According to Mapping Police Violence, U.S. police use force on at least 300,000 people a year and injure an estimated 100,000. In 2020, police killed 1,160 people; in 2022,1,269, and in 2024, 1,375. In 2025, cops have taken 700 of our lives. Why? It can’t be because of the copagandist claim that cops are fearing more for their lives.
The majority of people killed by police aren’t accused of violent crimes; 83% are unarmed, and even that percentage is decreasing. But police killings are increasing “in red states, rural and suburban areas, and trending down in blue states and urban areas.”
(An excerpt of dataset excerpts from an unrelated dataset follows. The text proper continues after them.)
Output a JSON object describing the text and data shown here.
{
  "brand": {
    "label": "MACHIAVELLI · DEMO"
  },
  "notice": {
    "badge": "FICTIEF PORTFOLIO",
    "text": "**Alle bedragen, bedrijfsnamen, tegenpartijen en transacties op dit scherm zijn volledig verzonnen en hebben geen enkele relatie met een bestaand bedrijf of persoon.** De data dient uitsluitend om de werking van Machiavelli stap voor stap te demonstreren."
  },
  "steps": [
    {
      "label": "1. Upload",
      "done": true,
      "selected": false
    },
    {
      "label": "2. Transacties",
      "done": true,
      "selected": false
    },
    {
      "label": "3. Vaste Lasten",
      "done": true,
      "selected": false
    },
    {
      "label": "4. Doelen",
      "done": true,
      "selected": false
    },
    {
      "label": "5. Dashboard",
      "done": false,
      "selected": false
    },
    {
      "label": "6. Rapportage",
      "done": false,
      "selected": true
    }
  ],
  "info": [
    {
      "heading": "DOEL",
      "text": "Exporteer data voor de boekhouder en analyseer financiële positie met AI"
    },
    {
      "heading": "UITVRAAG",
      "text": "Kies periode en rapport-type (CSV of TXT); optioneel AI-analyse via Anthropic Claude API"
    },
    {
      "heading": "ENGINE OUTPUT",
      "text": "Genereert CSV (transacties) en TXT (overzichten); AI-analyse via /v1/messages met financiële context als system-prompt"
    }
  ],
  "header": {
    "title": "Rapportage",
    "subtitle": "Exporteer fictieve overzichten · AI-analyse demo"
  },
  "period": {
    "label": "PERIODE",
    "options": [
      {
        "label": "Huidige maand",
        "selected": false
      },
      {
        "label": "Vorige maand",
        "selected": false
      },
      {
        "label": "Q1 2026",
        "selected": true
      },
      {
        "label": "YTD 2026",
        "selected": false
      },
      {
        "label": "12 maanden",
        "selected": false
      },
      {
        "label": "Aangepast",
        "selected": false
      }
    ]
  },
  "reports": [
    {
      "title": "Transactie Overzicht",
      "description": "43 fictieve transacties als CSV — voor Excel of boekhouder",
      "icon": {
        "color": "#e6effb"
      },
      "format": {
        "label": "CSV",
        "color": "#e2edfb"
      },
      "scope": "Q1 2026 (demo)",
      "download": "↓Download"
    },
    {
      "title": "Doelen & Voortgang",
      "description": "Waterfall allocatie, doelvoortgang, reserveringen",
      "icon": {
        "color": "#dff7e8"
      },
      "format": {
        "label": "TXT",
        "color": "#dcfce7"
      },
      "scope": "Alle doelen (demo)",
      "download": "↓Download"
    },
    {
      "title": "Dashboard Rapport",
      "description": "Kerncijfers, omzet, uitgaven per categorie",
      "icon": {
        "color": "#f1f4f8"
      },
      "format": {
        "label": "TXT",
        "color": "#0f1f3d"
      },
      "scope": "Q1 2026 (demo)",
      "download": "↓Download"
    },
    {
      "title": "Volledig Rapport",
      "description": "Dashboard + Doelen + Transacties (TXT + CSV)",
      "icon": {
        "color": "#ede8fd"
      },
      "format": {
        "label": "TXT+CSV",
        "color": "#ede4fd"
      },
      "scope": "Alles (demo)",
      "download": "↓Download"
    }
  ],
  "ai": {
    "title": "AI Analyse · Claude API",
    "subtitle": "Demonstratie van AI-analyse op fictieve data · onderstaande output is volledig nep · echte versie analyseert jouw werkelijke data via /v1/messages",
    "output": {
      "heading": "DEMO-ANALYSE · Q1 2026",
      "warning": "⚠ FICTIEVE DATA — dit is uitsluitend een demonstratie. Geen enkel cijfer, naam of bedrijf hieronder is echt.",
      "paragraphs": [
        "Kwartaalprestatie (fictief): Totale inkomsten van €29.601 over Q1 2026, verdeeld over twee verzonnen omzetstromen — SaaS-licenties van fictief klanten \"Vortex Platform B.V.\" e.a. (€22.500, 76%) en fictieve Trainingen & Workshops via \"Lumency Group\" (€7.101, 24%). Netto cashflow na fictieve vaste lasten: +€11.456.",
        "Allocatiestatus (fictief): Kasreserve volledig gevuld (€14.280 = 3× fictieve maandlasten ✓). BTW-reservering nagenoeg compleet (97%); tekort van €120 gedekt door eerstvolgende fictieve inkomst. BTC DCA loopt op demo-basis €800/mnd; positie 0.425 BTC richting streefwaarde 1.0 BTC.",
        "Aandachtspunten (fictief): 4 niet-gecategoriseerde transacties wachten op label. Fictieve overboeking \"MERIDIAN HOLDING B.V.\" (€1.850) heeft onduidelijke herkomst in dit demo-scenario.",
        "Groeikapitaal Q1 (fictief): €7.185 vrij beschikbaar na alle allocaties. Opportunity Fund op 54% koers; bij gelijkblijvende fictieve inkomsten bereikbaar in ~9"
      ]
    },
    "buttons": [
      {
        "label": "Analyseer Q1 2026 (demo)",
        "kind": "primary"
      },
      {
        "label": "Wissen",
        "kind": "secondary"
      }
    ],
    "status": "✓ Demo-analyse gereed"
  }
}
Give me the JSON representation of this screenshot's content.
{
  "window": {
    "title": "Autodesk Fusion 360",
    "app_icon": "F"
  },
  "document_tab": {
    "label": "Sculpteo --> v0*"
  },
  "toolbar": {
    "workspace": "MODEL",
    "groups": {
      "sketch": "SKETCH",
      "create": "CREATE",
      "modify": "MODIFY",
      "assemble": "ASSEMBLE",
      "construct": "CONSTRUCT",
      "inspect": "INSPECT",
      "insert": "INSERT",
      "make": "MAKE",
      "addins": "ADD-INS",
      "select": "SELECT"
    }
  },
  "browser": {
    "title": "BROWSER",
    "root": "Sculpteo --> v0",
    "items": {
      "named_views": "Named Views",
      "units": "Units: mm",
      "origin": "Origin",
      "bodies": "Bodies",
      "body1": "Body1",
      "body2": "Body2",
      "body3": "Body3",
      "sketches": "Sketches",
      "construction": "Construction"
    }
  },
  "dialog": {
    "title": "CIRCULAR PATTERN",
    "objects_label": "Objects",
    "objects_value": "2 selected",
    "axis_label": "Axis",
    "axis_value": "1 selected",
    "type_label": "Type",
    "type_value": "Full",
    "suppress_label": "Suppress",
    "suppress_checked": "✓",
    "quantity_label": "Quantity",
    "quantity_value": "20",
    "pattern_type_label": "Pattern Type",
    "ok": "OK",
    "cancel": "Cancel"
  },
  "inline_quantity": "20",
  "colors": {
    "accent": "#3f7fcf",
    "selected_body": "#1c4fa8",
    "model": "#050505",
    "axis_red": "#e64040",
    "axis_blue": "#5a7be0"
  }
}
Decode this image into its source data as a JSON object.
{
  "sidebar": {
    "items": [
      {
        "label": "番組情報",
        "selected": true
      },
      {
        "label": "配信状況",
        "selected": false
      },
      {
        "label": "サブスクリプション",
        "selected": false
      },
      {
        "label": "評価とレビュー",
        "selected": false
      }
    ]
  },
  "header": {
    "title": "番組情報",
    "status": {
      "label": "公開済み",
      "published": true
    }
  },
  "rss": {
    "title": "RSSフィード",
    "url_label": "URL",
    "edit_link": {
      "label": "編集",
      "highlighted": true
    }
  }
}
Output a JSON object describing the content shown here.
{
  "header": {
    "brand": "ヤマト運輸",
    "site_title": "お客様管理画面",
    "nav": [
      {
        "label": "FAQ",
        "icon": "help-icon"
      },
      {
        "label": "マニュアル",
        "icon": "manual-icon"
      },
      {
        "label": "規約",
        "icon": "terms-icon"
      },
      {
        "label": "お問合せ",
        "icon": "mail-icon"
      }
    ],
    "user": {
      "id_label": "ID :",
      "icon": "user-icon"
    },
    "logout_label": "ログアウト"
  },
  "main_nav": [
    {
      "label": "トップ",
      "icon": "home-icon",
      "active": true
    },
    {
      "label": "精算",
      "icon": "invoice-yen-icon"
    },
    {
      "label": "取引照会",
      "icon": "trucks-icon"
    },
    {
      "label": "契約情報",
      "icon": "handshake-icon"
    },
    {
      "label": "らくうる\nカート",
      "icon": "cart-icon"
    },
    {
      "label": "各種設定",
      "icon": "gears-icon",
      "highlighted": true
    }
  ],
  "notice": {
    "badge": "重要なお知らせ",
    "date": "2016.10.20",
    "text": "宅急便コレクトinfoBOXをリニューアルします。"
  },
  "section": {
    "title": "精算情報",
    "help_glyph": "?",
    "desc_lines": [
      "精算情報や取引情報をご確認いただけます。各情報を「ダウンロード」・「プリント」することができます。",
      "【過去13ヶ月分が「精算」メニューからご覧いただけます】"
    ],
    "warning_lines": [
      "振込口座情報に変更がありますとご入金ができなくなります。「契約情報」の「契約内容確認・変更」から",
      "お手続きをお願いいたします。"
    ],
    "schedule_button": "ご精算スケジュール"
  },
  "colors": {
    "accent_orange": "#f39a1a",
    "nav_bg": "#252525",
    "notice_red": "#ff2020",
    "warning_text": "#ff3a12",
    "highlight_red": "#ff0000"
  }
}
Over the last decade, tracing back to Ferguson in 2014, fatal police shootings in Democratic-leaning states decreased by 15%, then stabilized after Floyd. But for Republican-leaning states, killings rose by 23%. Rates were highest in rural areas, where Black communities languish in the legacies of sundown towns and Jim Crow. Sheriffs are disproportionately responsible, increasing killings by 43% since 2013. That increase was 3% for police departments in cities and towns.
Police violence is everywhere. But this data can help us identify its most likely targets. How can we protect communities most vulnerable to police violence, be it by location, class, gender, age, nationality, or something else?